The tumor was largely limited below by the bones of the skull, but it had eroded through at two areas, and passed downward between the cerebral hemispheres. It was found necessary to resect an area of the dura, including a portion of the longitudinal sinus, 7.5 cm. in length, in order to remove the entire tumor

mass.

The patient made an excellent recovery, and was able to leave the hospital in six weeks, walking with the assistance of a cane, having recovered from the paralysis which followed the operation.

During the five months since that time he has worked hard on the farm, and suffers no discomfort at all, except an occasional pain in his lower extremities.

There is no evidence of recurrence.

From the history, the tumor appears to have originated from the injured pericranium, and to have infiltrated the bone.

From the history and the examination of the gross specimen, in its relation to the dura, endothelioma seems less likely than fibrosarcoma.

It has been said that every unusual tumor which lacks characteristics which will permit its ready recognition, stands an excellent chance of being labeled endothelioma, and relegated to oblivion.

It is very difficult to prove that any tumor originates from endothelium.
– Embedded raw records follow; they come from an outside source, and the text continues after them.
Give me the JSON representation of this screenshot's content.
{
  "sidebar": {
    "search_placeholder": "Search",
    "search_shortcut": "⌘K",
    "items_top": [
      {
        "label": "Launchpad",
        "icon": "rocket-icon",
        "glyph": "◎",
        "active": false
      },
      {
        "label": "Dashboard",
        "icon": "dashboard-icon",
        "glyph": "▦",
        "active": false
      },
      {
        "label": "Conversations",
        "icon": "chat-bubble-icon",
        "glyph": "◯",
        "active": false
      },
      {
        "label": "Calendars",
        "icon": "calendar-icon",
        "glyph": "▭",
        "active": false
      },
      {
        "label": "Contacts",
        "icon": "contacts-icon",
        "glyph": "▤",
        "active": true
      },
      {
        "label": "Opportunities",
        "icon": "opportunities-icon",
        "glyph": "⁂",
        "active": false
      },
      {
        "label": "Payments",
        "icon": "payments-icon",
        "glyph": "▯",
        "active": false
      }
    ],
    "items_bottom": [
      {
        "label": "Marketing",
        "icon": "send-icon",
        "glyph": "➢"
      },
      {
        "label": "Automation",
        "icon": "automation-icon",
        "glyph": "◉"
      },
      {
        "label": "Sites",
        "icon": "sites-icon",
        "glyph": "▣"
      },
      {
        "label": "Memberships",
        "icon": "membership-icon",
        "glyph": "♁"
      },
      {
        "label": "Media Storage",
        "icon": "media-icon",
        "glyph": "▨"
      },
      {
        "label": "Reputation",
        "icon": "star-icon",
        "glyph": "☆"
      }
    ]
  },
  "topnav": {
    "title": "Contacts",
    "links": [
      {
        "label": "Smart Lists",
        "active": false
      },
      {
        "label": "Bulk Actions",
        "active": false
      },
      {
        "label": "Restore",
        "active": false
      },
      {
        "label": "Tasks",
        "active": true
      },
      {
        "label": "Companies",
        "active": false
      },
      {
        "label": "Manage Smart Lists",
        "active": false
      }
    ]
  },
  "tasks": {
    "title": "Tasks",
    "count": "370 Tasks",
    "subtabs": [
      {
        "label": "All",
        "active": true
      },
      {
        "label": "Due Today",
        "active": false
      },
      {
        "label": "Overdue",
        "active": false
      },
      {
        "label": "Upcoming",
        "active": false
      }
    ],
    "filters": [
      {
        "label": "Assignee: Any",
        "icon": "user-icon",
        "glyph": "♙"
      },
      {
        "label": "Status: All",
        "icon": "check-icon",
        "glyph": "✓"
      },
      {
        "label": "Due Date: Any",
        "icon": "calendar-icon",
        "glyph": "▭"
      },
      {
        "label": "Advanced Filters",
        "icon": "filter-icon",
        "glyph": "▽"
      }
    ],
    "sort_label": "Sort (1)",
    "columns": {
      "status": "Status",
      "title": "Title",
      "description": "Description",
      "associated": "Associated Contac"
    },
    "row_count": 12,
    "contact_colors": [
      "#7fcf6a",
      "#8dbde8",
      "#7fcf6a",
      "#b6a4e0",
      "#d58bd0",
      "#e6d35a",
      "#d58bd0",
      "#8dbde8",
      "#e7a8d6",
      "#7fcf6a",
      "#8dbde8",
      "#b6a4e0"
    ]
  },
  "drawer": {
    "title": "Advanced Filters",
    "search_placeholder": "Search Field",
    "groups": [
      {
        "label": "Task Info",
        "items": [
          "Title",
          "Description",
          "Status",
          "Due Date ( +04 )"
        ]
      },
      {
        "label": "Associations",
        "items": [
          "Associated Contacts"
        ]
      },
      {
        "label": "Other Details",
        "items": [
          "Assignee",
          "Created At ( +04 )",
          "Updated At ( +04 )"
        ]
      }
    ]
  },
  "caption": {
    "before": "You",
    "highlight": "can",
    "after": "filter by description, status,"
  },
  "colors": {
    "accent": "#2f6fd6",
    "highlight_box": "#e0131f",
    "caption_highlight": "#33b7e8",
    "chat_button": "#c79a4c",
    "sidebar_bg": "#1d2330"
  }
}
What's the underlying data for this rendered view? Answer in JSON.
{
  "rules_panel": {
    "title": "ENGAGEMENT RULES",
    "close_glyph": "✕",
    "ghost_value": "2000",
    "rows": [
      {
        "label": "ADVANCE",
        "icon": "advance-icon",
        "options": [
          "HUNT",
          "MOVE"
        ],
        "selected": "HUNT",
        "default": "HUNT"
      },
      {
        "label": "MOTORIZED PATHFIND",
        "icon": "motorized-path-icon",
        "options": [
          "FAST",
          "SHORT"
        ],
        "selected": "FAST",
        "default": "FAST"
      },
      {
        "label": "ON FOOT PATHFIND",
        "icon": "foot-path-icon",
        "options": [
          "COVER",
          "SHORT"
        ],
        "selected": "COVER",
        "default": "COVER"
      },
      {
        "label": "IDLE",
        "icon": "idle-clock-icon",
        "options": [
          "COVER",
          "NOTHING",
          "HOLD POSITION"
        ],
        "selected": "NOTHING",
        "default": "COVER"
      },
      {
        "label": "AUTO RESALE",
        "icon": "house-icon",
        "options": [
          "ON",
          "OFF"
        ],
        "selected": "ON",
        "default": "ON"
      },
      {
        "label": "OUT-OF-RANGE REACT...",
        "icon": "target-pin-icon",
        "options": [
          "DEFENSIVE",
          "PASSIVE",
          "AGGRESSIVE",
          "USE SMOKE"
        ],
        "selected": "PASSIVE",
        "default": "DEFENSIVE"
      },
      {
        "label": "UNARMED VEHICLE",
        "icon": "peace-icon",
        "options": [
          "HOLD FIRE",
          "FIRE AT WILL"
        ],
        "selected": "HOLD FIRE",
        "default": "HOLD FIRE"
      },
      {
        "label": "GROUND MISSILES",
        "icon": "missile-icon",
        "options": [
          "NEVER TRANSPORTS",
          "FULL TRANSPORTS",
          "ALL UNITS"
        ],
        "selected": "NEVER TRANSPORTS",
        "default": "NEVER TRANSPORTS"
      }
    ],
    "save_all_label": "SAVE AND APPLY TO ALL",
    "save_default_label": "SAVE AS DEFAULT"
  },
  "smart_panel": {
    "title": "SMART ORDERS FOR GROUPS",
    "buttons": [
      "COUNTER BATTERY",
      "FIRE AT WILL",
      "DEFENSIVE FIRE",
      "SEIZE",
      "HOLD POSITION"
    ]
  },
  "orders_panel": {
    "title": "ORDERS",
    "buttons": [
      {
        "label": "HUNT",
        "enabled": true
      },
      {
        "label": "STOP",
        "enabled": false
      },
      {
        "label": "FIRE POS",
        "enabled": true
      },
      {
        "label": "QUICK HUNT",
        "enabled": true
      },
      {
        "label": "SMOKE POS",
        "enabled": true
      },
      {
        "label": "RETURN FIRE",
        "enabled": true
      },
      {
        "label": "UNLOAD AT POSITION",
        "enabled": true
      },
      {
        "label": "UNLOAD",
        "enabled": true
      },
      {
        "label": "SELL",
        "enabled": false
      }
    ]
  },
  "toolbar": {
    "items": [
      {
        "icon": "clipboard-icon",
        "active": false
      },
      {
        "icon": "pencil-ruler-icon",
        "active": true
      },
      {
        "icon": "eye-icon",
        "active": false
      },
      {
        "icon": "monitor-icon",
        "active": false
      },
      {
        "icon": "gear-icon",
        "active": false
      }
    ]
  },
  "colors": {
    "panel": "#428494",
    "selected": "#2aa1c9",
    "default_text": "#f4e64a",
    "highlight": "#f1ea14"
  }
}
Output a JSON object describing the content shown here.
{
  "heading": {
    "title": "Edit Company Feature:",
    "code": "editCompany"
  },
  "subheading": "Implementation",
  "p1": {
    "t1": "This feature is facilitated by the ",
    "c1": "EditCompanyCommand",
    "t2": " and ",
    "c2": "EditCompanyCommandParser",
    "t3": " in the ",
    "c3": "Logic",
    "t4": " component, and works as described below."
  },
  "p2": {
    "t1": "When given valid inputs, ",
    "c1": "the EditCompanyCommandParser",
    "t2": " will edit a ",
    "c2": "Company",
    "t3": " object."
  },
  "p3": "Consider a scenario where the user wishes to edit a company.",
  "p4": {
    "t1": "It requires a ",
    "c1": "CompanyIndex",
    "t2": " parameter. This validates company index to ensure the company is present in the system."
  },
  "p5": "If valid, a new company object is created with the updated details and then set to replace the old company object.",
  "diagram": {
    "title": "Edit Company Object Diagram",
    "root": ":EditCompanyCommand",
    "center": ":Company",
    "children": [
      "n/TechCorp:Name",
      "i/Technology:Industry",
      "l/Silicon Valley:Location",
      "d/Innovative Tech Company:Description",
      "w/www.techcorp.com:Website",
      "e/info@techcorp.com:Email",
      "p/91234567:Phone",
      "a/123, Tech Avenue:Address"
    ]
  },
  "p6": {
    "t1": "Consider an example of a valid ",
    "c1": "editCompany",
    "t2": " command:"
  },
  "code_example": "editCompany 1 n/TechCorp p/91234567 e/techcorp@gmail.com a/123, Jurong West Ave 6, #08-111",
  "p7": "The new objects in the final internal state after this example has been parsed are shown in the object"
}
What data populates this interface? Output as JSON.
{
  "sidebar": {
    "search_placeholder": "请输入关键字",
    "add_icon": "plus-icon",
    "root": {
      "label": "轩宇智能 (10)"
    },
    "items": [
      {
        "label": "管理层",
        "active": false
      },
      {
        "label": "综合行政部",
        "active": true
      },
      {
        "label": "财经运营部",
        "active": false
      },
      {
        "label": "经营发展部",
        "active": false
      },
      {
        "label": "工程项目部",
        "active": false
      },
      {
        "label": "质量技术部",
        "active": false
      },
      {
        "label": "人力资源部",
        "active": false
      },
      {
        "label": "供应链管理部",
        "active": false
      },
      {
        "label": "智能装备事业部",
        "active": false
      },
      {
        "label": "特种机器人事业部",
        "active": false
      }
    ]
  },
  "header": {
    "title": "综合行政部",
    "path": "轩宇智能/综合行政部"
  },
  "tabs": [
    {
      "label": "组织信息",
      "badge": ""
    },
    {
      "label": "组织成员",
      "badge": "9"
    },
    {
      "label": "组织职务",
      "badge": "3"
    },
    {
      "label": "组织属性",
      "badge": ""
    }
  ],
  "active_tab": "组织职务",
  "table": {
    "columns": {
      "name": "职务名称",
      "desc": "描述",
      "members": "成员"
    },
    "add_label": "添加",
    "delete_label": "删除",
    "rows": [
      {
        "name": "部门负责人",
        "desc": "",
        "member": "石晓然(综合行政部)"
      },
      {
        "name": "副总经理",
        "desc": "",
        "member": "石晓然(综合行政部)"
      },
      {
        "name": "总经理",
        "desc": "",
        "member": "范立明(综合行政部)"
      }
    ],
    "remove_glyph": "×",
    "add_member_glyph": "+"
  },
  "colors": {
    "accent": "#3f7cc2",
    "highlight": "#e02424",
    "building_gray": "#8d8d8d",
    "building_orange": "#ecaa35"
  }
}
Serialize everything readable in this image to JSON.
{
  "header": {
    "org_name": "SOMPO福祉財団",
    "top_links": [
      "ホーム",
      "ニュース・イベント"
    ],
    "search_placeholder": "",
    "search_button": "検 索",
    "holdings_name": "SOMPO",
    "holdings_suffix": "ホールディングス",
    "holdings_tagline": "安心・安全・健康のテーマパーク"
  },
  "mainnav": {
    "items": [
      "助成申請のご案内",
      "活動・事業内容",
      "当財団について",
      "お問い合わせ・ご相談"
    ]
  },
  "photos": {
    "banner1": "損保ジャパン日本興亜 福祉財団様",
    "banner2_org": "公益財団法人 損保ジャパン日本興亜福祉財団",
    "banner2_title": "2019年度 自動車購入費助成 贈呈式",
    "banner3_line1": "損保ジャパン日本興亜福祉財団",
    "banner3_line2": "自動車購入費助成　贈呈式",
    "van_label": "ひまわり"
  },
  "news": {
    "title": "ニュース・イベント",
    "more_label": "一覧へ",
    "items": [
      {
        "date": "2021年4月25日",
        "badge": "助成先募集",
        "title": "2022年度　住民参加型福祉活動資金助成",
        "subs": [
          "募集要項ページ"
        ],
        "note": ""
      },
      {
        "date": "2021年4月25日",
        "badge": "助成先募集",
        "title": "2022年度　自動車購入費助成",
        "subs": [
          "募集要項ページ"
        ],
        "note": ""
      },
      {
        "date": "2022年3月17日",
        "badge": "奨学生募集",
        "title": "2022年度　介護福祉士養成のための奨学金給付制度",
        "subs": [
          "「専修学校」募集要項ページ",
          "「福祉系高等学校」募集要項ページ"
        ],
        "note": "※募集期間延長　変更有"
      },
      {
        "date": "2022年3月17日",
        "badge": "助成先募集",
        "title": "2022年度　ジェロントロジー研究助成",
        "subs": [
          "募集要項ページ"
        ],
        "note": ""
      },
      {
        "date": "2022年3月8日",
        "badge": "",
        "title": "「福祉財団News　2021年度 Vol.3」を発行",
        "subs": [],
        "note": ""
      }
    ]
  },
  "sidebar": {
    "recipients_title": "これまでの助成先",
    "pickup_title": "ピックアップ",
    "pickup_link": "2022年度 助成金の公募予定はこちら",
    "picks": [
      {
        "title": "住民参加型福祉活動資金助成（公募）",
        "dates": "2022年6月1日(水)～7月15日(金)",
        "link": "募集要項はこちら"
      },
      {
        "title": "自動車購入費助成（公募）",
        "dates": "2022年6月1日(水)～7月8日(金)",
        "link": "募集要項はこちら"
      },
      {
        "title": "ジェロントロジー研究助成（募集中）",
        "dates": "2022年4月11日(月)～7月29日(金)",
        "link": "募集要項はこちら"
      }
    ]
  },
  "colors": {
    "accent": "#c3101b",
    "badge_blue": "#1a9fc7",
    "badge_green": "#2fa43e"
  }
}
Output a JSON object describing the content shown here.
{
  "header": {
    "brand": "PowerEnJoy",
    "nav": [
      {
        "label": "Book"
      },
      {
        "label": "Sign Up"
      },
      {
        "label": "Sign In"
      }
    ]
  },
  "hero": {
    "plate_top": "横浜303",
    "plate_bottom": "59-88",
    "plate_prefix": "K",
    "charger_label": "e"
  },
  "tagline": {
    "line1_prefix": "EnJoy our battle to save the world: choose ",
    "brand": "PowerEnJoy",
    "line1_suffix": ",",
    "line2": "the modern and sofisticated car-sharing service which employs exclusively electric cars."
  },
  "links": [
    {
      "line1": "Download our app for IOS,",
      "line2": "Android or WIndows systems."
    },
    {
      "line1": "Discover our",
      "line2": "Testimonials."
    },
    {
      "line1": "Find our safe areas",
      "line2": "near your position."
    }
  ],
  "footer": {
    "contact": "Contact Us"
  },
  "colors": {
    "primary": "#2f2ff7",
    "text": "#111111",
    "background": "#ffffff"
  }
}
The cerebrospinal spaces are lined with endothelium, and tumors here are not infrequent, but they usually press inward and displace the brain tissue.

This tumor seems to have originated from the pericranium, and to have grown outward, and only at a late period to have passed through bone and involved the tissues of the longitudinal sinus by expansion.

From the microscopic examination, the tumor is a fibrosarcoma with some epithelial pearls and much hyaline degeneration present.